In mid-May, we analyzed analyst forecasts for four major U.S. airlines: Delta (DAL), United (UAL), American (AAL) and Southwest (LUV). At that time, we found that expectations were that these airlines would lose 50-60% of their revenue, and recovery would not happen quickly.
“The most optimistic analyst estimates are forecasting that it will take the four largest U.S. airlines until 2022 for sales to recover back to 2019 levels, while the average analyst estimates show it may take until 2024. The most bearish analysts believe it could take even longer.”
Also, in late June, we looked at European airport operators, which analysts also expected to experience a long road to recovery. Analysts were forecasting that “a full recovery back to 2019 revenue levels may not occur until after 2023.”
What are analysts expecting for airlines now?
All data as of September 7, 2020. The sample is based on the largest airlines in the U.S., Europe and Asia tracked by Visible Alpha. For more information, view Visible Alpha’s airlines industry guide.
A key performance indicator of capacity is available seat miles (ASM), calculated by taking the number of seats available and multiplying by the distance flown.
In the U.S., we’ve seen greater than 50% cuts in capacity across the board. The road to recovery appears long and uneven, with consensus estimates showing that many U.S. airline companies will not reach 2019 ASM levels through 2023.
Europe has also seen drastic cuts in ASM, with a similar recovery pattern emerging.
While no region or airline has been spared, Asian airline companies have seen the smallest cuts to capacity and are projected to return to 2019 levels within two years (by 2022). In fact, across the globe, Chinese airlines have seen the smallest decline in capacity.
A key performance indicator for utilization is passenger load factor, the number of revenue passenger miles (RPMs) expressed as a percentage of ASMs (RPMs divided by ASMs). Load factors will tell you how many seats are being filled on the routes flown.
Global declines in load factors range from -2% to -30% between 2019 and 2020, with the sharpest reversals in 2021 seen for U.S. airlines, given that they posted some of the most significant declines.

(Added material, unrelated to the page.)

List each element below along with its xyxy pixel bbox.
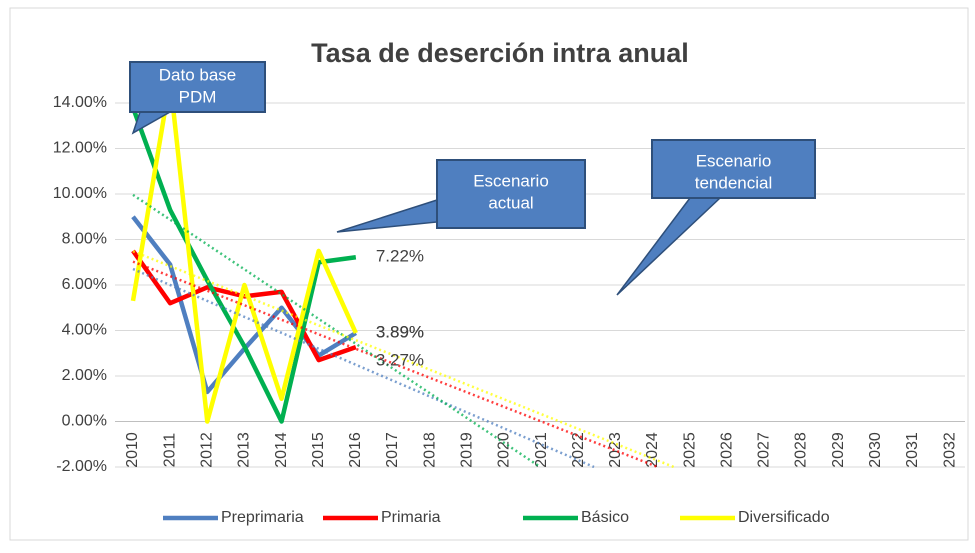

A key performance indicator for volume is revenue passenger miles (RPMs), calculated by multiplying available seat miles by load factor. The combination of fewer seats filled (lower load factors) on fewer routes flown (capacity withdrawn from the system in ASMs) magnified the decline seen in the 2020 numbers. Most of the major airlines we track have RPM forecasts running 50% or lower than those seen in 2019.

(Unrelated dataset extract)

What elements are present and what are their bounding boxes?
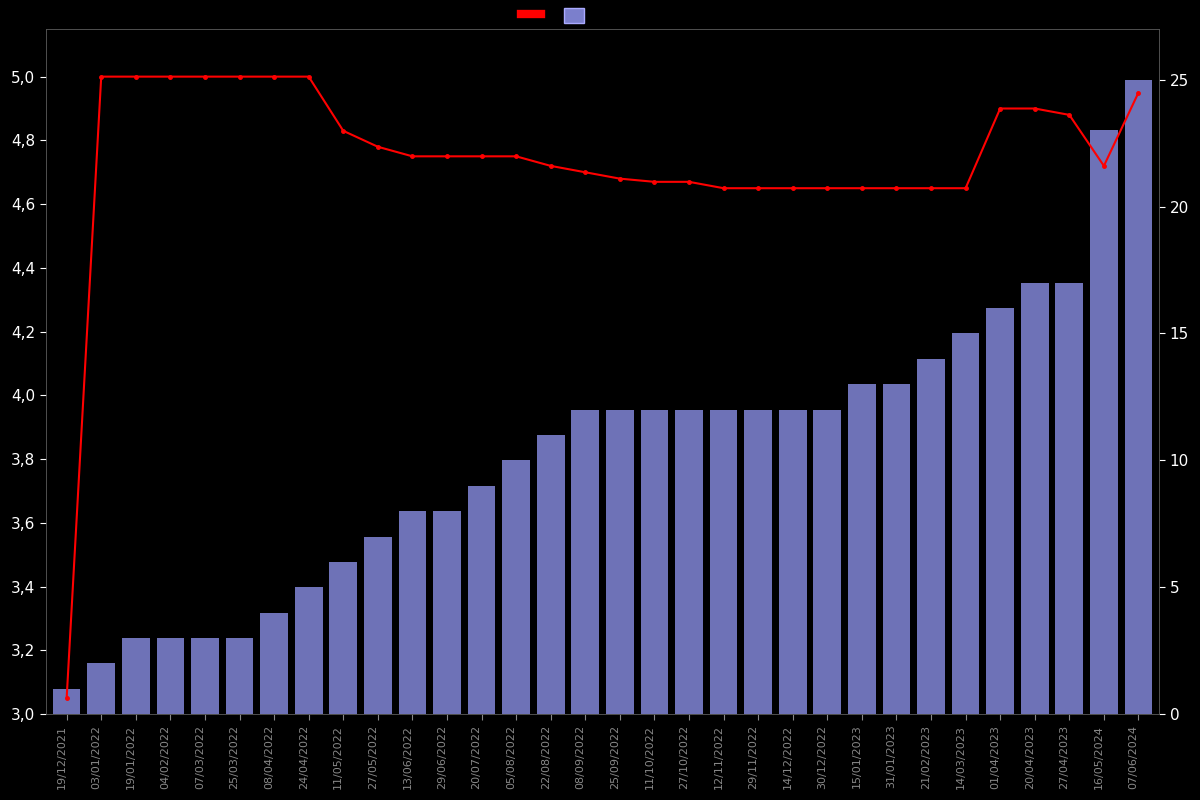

For 2021, we see the most robust recoveries among Asian-focused airlines and European low-cost carriers, which suggests a stronger recovery in demand than in the U.S.
Passenger Yields (PRASM)
Finally, the last measure we looked at was PRASM, a unit price factor that presents passenger revenue on a per-mile basis. PRASM is calculated by dividing passenger revenue by revenue passenger miles (RPM).
To identify trends in pricing among companies, geographies and categories (LCCs vs. flag carriers), we computed the three-year compound annual growth rate in PRASM. Our data shows that analysts expect airlines in Asia – and particularly those in China – will post the strongest (or smallest declines) in unit pricing, followed by airlines in Europe. The U.S. trends are more challenging, suggesting reductions in pricing power over the next few years.